Students did not earn academic credit for participating in this international service-learning program, but they did earn fifteen cultural credits, which is Pfeiffer University’s system for encouraging extracurricular activities. The process leading up to the actual trip lasted a full year. First, we recruited students through information sessions and presentations by students who had traveled on previous service-learning programs. Then we began orientation sessions in the fall with guest speakers, videos, and readings. Finally, in the spring semester immediately prior to our departure, the intensity turned up a notch with background reading on the history, culture, and politics of Cuba. We also collected medical supplies to donate to the medical commission of the Methodist Church in Cuba, which was our host and community partner. I required the students to keep a journal to reflect on their reading: they were required to continue this exercise during the trip. While actually in Cuba, in spite of a full in-country schedule of service in the form of building an apartment building for retired pastors in the central province of Las Villas, as well as encounters with Cubans and visits to historical and cultural sights, we also held nightly reflection sessions. I constantly came back to the question: is what you are seeing and hearing different from your expectations? Typical answers included “I thought there would be a lot more poverty” or “I thought that the houses would have dirt floors and that there wouldn’t be running water or electricity.” 

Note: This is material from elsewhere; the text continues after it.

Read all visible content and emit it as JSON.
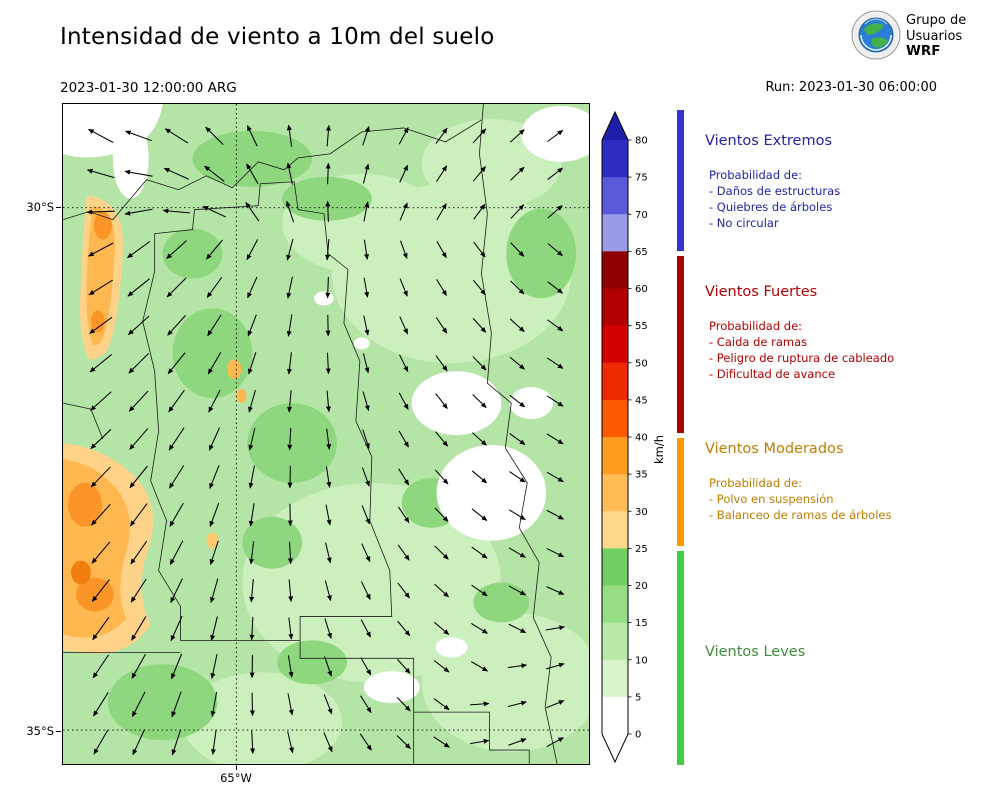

Naturally we did see hardships and shortages of basic commodities like medicine, which led to good discussions about the Cuban health care system, and eventually to the topic of the United States embargo. We hand-carried our donations of medicines into Cuba and were able to distribute them to medical personnel. One disturbing fact that students wrestled with is that the embargo includes medicine. Even at the height of the Iraq war, the United States never restricted medicines to Saddam Hussein. This and other troubling facts about United States foreign policy contributed to cognitive dissonance regarding what our government has told us about Cuba. The next step is to move from critical thinking to civic engagement. Upon returning, most students were committed to writing to their elected representatives and to seeking speaking engagements in churches and civic organizations. 

Having completed the international service-learning program, the primary difficulty that I have as an instructor is how to assess this follow-up civic action as part of the course. And then again, if it is required as part of the course (read coerced), then have I accomplished the learning objective of civic engagement or simply exerted power over students to fulfill an assignment? This leads to a larger service-learning question: how can we assess the learning outcome of civic engagement if it is required as part of a course?